Kiwi Browser APK 2026: The Discontinued Browser That Still Works
The browser that made Chrome extensions work on Android is officially dead. The developer walked away in January 2026. Google pulled it from the Play Store. And yet people keep downloading the Kiwi Browser APK from GitHub every single day. We grabbed the final build three weeks ago to find out if the reputation still holds up after the funeral.
What Is Kiwi Browser?
Kiwi is a Chromium-based Android browser built by Arnaud Granal at Geometry OU, an Estonian outfit. Same engine that powers Chrome, same general layout, but with one trick nothing else on Android does cleanly: it lets you install Chrome Web Store extensions on your phone.
That trick was the whole point. Nobody picked Kiwi because it was prettier or faster than Brave. They picked it because uBlock Origin runs on it. Tampermonkey runs on it. Anything desktop Chrome could do with add-ons, Kiwi could do on a phone. Then Granal pulled the plug. Seven years of solo development, half a million users, no ads, burnout finally won.
What’s left: a final build (143-1), an archived GitHub repo, around 180 MB on disk, Android 8.0 minimum. The Play Store listing is gone. GitHub is the only safe source now.
Key Features
Chrome Web Store Extension Support
The headline function. Tap menu, hit Extensions, flip on Developer Mode, visit the Chrome Web Store, then “Add to Chrome.” The extension installs and runs. It accepts add-ons directly from the Web Store, or as CRX files, or as unzipped folders for developer testing.
The catch: most working extensions rely on Manifest V2, which Google is phasing out across the wider Chromium world. Kiwi is frozen at its current version and won’t catch up. Today everything works. Two years from now, probably not.
Bottom Address Bar
A toggle under Settings → Accessibility moves the URL bar and tab controls to the bottom of the screen. On a phone over 6 inches, this is the difference between two-handed and one-handed browsing.
Forced Dark Mode
Native dark mode that gets pushed onto every webpage, not just the browser shell. Contrast is adjustable. At 100% contrast on AMOLED screens, the black pixels actually switch off — proper power saving rather than fake dark.
Native Ad and Pop-up Blocker
Built-in blocker that runs without an extension installed. It’s basic, but it catches the worst pop-up traps. Stack uBlock Origin on top and the result is the cleanest mobile browsing on Android, period.
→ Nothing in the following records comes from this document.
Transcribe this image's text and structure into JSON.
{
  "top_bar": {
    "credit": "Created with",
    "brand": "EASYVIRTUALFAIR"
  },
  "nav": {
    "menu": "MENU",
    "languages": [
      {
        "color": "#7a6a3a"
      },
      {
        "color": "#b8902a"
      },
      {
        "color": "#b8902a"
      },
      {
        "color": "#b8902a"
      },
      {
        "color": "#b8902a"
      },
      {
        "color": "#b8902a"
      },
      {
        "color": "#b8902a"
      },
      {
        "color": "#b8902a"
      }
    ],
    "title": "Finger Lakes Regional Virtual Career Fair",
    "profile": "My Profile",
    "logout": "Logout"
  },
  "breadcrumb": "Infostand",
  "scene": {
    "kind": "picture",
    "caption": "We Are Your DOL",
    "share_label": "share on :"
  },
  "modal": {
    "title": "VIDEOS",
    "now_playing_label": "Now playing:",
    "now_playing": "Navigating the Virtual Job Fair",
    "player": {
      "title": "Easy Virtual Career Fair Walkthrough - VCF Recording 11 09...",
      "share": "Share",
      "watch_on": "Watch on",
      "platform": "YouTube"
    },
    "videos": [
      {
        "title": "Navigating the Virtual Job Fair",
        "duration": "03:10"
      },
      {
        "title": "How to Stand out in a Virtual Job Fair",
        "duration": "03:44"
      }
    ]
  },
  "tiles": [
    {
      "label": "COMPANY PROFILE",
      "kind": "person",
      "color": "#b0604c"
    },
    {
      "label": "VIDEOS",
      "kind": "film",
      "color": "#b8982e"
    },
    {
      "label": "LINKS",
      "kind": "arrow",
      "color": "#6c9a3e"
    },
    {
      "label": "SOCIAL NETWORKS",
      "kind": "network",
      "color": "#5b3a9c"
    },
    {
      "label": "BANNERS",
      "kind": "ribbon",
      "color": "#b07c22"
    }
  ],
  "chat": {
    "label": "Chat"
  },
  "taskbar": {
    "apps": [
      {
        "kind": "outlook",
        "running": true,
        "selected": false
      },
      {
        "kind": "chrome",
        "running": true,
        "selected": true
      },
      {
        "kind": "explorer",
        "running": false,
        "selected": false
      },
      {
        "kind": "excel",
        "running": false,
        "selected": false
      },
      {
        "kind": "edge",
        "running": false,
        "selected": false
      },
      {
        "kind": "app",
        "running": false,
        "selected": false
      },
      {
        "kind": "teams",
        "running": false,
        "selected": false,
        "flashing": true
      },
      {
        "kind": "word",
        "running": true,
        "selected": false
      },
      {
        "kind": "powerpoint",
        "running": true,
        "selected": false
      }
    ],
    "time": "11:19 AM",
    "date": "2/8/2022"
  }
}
Smaller Tools Worth Knowing
A handful of extras ride along: background audio playback for video tabs, an AMP page kill switch, per-site JavaScript toggle, custom downloads folder, bookmark import and export as HTML, and translation across roughly 60 languages.
What’s Not Here
No cross-device sync. No password manager beyond Android’s system one. No VPN, despite what some shady download sites claim. And critically — no future updates of any kind.
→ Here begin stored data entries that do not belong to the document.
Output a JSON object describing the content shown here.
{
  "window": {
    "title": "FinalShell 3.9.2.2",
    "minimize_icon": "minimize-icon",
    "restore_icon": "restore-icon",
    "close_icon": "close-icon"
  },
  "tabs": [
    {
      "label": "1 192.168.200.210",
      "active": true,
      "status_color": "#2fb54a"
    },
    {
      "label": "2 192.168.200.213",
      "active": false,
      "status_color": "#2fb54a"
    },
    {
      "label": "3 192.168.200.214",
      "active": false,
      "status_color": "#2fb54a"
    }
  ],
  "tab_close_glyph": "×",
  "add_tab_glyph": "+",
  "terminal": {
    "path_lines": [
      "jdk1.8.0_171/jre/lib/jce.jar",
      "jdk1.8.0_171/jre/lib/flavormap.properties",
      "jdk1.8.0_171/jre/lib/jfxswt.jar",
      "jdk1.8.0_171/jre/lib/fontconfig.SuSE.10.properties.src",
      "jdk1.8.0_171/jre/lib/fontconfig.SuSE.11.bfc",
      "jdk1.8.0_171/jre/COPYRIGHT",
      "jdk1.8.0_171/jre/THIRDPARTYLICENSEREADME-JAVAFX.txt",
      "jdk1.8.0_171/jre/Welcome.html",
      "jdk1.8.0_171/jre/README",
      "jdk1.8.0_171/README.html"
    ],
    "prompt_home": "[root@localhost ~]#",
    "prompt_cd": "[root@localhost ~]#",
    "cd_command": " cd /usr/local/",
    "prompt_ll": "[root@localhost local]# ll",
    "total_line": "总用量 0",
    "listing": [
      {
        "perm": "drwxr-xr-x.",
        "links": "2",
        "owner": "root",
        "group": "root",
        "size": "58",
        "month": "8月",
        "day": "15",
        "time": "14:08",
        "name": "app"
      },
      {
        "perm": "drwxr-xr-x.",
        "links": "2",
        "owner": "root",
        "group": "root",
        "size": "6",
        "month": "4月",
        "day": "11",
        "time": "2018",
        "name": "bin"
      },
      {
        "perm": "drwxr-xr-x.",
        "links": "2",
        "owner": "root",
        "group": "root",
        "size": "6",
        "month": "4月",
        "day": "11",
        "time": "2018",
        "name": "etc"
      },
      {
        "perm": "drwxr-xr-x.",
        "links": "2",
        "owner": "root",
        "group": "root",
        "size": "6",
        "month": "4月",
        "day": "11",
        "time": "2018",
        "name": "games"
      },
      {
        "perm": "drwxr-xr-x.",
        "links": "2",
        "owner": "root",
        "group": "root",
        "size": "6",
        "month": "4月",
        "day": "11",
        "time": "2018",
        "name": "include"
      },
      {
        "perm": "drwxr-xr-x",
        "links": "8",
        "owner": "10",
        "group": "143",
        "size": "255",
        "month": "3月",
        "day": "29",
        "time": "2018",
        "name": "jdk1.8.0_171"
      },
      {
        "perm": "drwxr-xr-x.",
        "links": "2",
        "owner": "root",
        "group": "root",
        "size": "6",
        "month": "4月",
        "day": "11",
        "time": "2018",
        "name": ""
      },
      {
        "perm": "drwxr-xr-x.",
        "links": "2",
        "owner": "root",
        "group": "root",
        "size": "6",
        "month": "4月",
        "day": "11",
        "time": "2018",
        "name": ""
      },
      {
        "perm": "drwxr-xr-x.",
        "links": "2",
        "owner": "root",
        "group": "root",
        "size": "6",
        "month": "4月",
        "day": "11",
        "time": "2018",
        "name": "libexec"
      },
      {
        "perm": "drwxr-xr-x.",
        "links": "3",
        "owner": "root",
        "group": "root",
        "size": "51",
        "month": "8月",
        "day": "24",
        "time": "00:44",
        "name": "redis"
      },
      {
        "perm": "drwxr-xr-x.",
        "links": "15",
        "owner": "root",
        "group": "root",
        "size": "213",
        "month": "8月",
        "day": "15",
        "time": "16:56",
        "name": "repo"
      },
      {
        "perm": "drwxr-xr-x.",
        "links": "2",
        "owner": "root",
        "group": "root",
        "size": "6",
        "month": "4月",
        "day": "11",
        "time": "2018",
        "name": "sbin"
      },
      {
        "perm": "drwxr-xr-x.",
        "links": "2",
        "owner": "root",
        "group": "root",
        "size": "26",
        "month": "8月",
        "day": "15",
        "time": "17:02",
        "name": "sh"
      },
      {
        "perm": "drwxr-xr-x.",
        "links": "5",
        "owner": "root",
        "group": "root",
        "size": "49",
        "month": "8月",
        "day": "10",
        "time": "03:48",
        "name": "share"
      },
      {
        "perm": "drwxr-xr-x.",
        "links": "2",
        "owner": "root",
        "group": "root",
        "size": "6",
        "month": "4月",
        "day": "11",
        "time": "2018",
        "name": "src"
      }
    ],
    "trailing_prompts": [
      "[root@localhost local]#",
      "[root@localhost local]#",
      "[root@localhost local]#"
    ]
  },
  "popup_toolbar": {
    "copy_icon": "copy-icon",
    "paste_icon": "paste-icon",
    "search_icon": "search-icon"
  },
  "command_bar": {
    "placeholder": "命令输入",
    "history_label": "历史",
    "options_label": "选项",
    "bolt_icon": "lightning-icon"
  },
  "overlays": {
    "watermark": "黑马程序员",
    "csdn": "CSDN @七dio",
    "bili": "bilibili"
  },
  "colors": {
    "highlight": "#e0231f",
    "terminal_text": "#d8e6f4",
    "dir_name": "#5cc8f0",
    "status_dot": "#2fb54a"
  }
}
How to Download and Install Safely
Source matters more than ever now. Search “kiwi browser apk” on Google and most top results are aggregator sites pushing repackaged builds of unknown origin. Since the project is dead, nobody’s chasing the imposters anymore.
The only safe source is the official GitHub repo (kiwibrowser/src.next). Pick the file ending in -arm64-github.apk for any 64-bit phone made in the last five or six years.
Steps:
- Open Settings → Apps → Install unknown apps, allow your browser or file manager.
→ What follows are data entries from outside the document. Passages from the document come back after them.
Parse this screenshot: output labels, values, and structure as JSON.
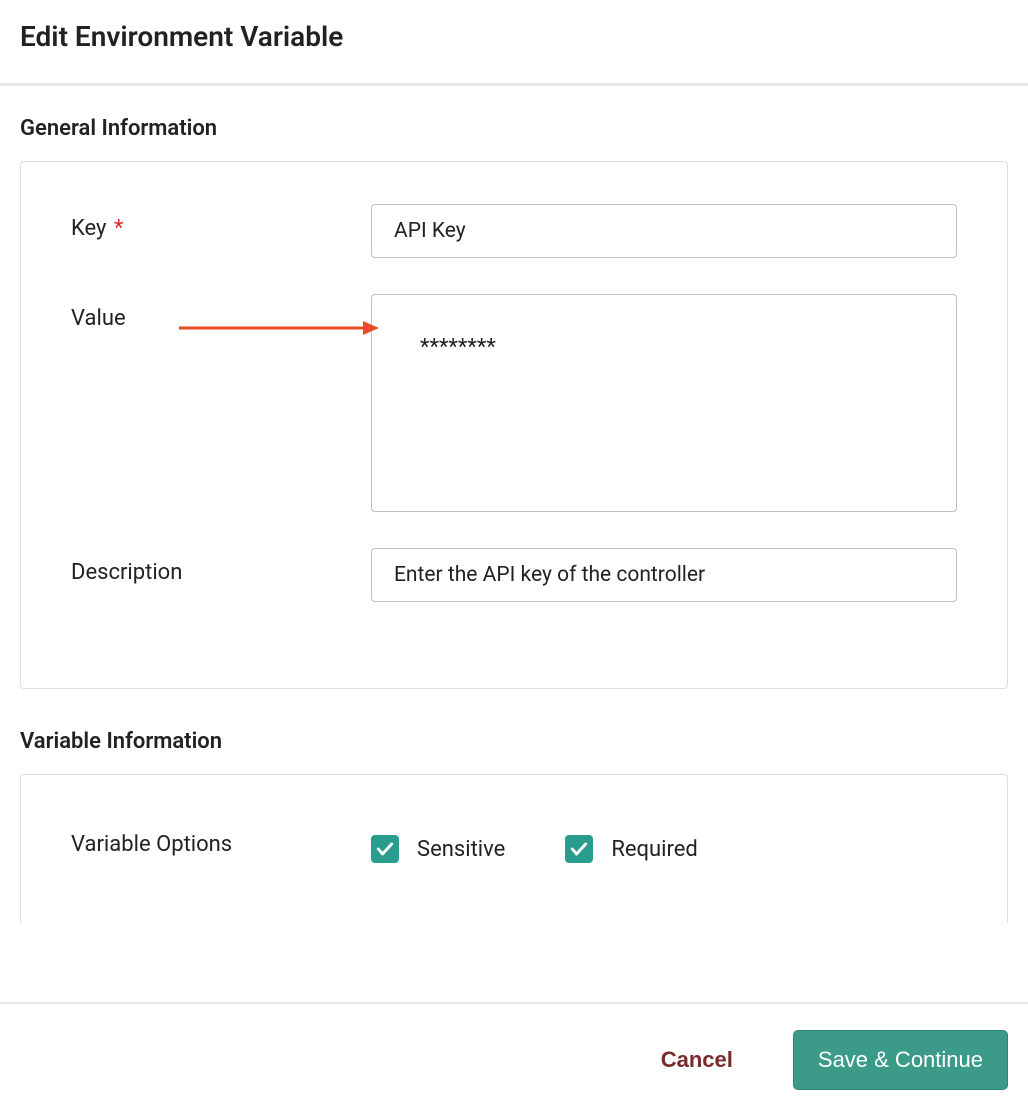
{
  "page_title": "Edit Environment Variable",
  "sections": {
    "general": {
      "title": "General Information",
      "fields": {
        "key": {
          "label": "Key",
          "required_marker": "*",
          "value": "API Key"
        },
        "value": {
          "label": "Value",
          "value": "********"
        },
        "description": {
          "label": "Description",
          "value": "Enter the API key of the controller"
        }
      }
    },
    "variable": {
      "title": "Variable Information",
      "options_label": "Variable Options",
      "options": {
        "sensitive": {
          "label": "Sensitive",
          "checked": true
        },
        "required": {
          "label": "Required",
          "checked": true
        }
      }
    }
  },
  "footer": {
    "cancel": "Cancel",
    "save": "Save & Continue"
  },
  "annotation": {
    "arrow_color": "#e94b25"
  }
}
- Download the APK from GitHub.
- Tap to install, accept the warning.
- Launch and go.
One trap worth flagging: if Kiwi was previously installed from the Play Store, the GitHub build won’t install over it — different signing keys. The old version has to come off first, which means lost bookmarks unless they were exported beforehand. We hit this on the Redmi during testing and burned fifteen minutes recovering.
Pros and Cons
The good:
- Chrome Web Store extensions, still working today
- Bottom address bar is a genuine quality upgrade
- AMOLED dark mode that actually looks right
- Open source code, auditable by anyone
- Light on resources
The bad:
- Officially discontinued, zero future security patches
- Manifest V2 extensions are on borrowed time
- Sourcing is a minefield outside GitHub
- No sync, no password vault, no cloud anything
- Will drift out of compatibility with newer web standards
Alternatives Worth a Look
If extensions were the only draw, Microsoft Edge Canary is the cleanest swap — Microsoft absorbed Kiwi’s extension code into the canary build, so the same trick works on an actively developed browser. Brave is the move if ad blocking out of the box matters more than extensions. Firefox has its own add-on ecosystem if Chrome’s just isn’t a hard requirement.
The Bottom Line
After three weeks, here’s the call: install Kiwi if you specifically need a Chrome extension on your phone right now and you’re willing to babysit a frozen browser. Skip it if you want sync, want long-term security, or want anything financial done in the same app. Edge Canary is the natural upgrade path and the one we’ve shifted daily browsing toward. Kiwi had a real run. Now it’s a single-purpose tool with a clock on it — use it that way and it still earns its spot.